When two or more receivers observe the same satellite constellation simultaneously, a set of correlated vectors are created between the coobserving stations. Most GPS practitioners use more than two receivers. Therefore, most electronic tracking device networks consist of many sets of correlated vectors for every separate session. The longest baselines between stations on the earth are usually relatively short when compared with the 20,000-km distances from the receivers to the GPS satellites. Therefore, even when several receivers are set up on widely spaced stations, as long as they collect their data simultaneously from the same constellation of satellites, they will record very similar errors. In other words, their vectors will be correlated. It is the simultaneity of observation and the resulting correlation of the carrier phase observables that make the extraordinary GPS accuracies possible. Biases that are correlated linearly can be virtually eliminated by differencing the data sets of a session.
In creating an observation, schedule consideration might be given to observing a particular station during a session when none of the satellites would be blocked by obstructions. And while GPS is not restricted by inclement weather, particular access routes may not be so immune. Despite best efforts, a planned observation may have been unsuccessful at a required station on a previous day, and it may need to be revisited. However, the line-of-sight between a particular station and another in the survey is not likely to affect the motorcycle GPS tracker observation schedule, though such a consideration may be critical in a conventional survey. The simplicity of the zero baseline test is an advantage. It is not dependent on special software or a test network and it can be used to separate receiver difficulties from antenna errors. Two or more receivers are connected to one antenna with a signal or antenna splitter.

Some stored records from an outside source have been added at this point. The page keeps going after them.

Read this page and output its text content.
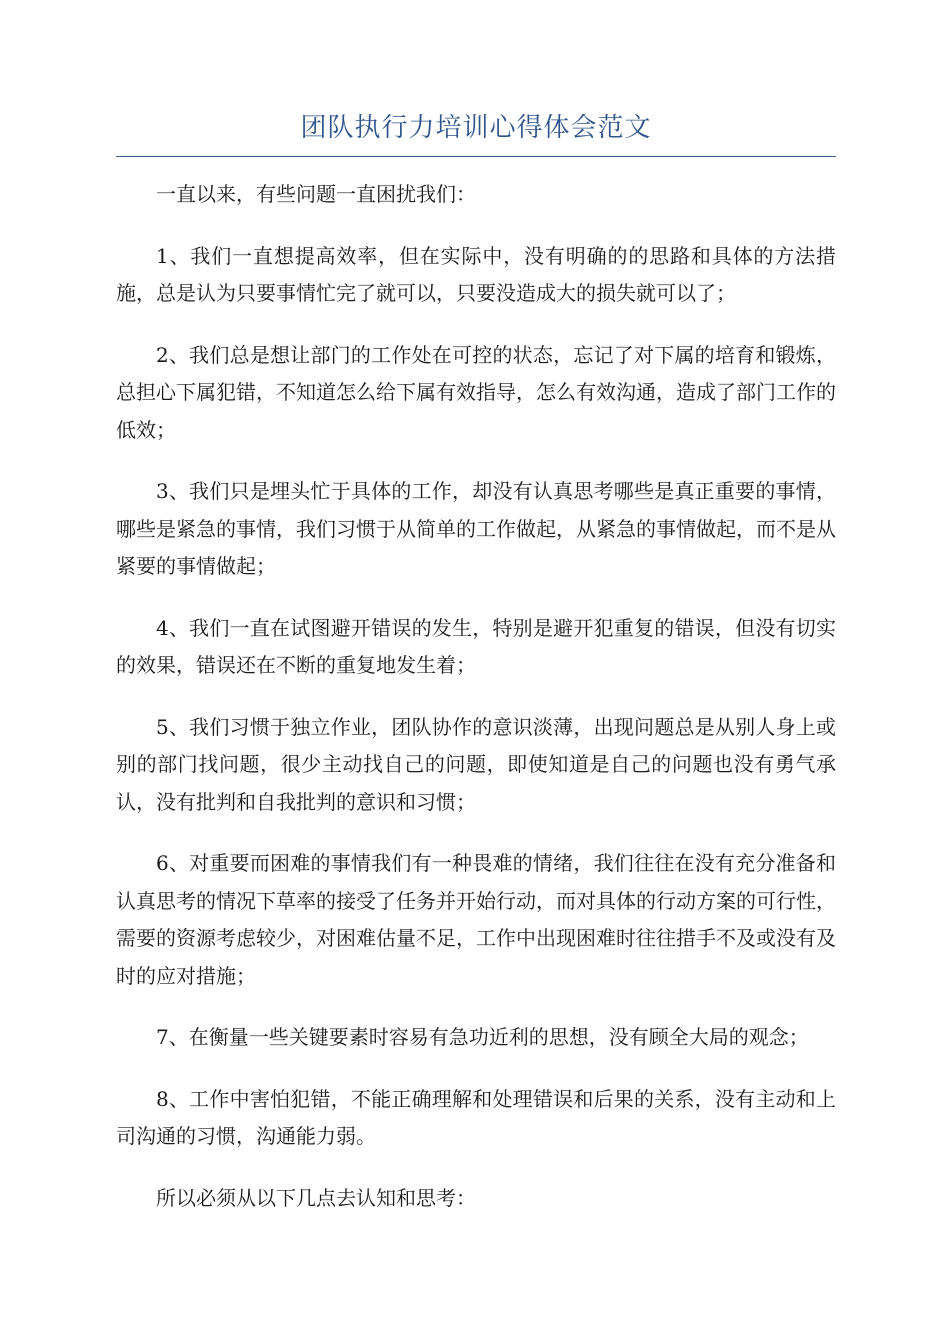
团队执行力培训心得体会范文

一直以来，有些问题一直困扰我们：

1、我们一直想提高效率，但在实际中，没有明确的的思路和具体的方法措施，总是认为只要事情忙完了就可以，只要没造成大的损失就可以了；

2、我们总是想让部门的工作处在可控的状态，忘记了对下属的培育和锻炼，总担心下属犯错，不知道怎么给下属有效指导，怎么有效沟通，造成了部门工作的低效；

3、我们只是埋头忙于具体的工作，却没有认真思考哪些是真正重要的事情，哪些是紧急的事情，我们习惯于从简单的工作做起，从紧急的事情做起，而不是从紧要的事情做起；

4、我们一直在试图避开错误的发生，特别是避开犯重复的错误，但没有切实的效果，错误还在不断的重复地发生着；

5、我们习惯于独立作业，团队协作的意识淡薄，出现问题总是从别人身上或别的部门找问题，很少主动找自己的问题，即使知道是自己的问题也没有勇气承认，没有批判和自我批判的意识和习惯；

6、对重要而困难的事情我们有一种畏难的情绪，我们往往在没有充分准备和认真思考的情况下草率的接受了任务并开始行动，而对具体的行动方案的可行性，需要的资源考虑较少，对困难估量不足，工作中出现困难时往往措手不及或没有及时的应对措施；

7、在衡量一些关键要素时容易有急功近利的思想，没有顾全大局的观念；

8、工作中害怕犯错，不能正确理解和处理错误和后果的关系，没有主动和上司沟通的习惯，沟通能力弱。

所以必须从以下几点去认知和思考：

Rubbings are performed with paper held on top of the monument’s disk; a pencil is run over it in a zigzag pattern producing a positive image of the stamping. This method is a bit more awkward than simply copying the information from the disk onto the data sheet, but it does have the advantage of ensuring the station was actually visited and that the stamping was faithfully recorded. Such rubbings or closeup photographs are required by the provisional FGCC Geometric Geodetic Accuracy Standards and Specifications for Using vehicle GPS tracker Relative Positioning Techniques for all orders of GPS surveys.
The station data sheet is often an important bridge between on-site reconnaissance and the actual occupation of a monument. Neatness and clarity, always paramount virtues of good field notes, are of particular interest when the station data sheet is to be later included in the final report to the client. The overriding principle in drafting a station data sheet is to guide succeeding visitors to the station without ambiguity. A GPS Platforms surveyor on the way to observe the position for the first time may be the initial user of a station data sheet. A poorly written document could void an entire session if the observer is unable to locate the monument. A client, later struggling to find a particular monument with an inadequate data sheet, may ultimately question the value of more than the field notes.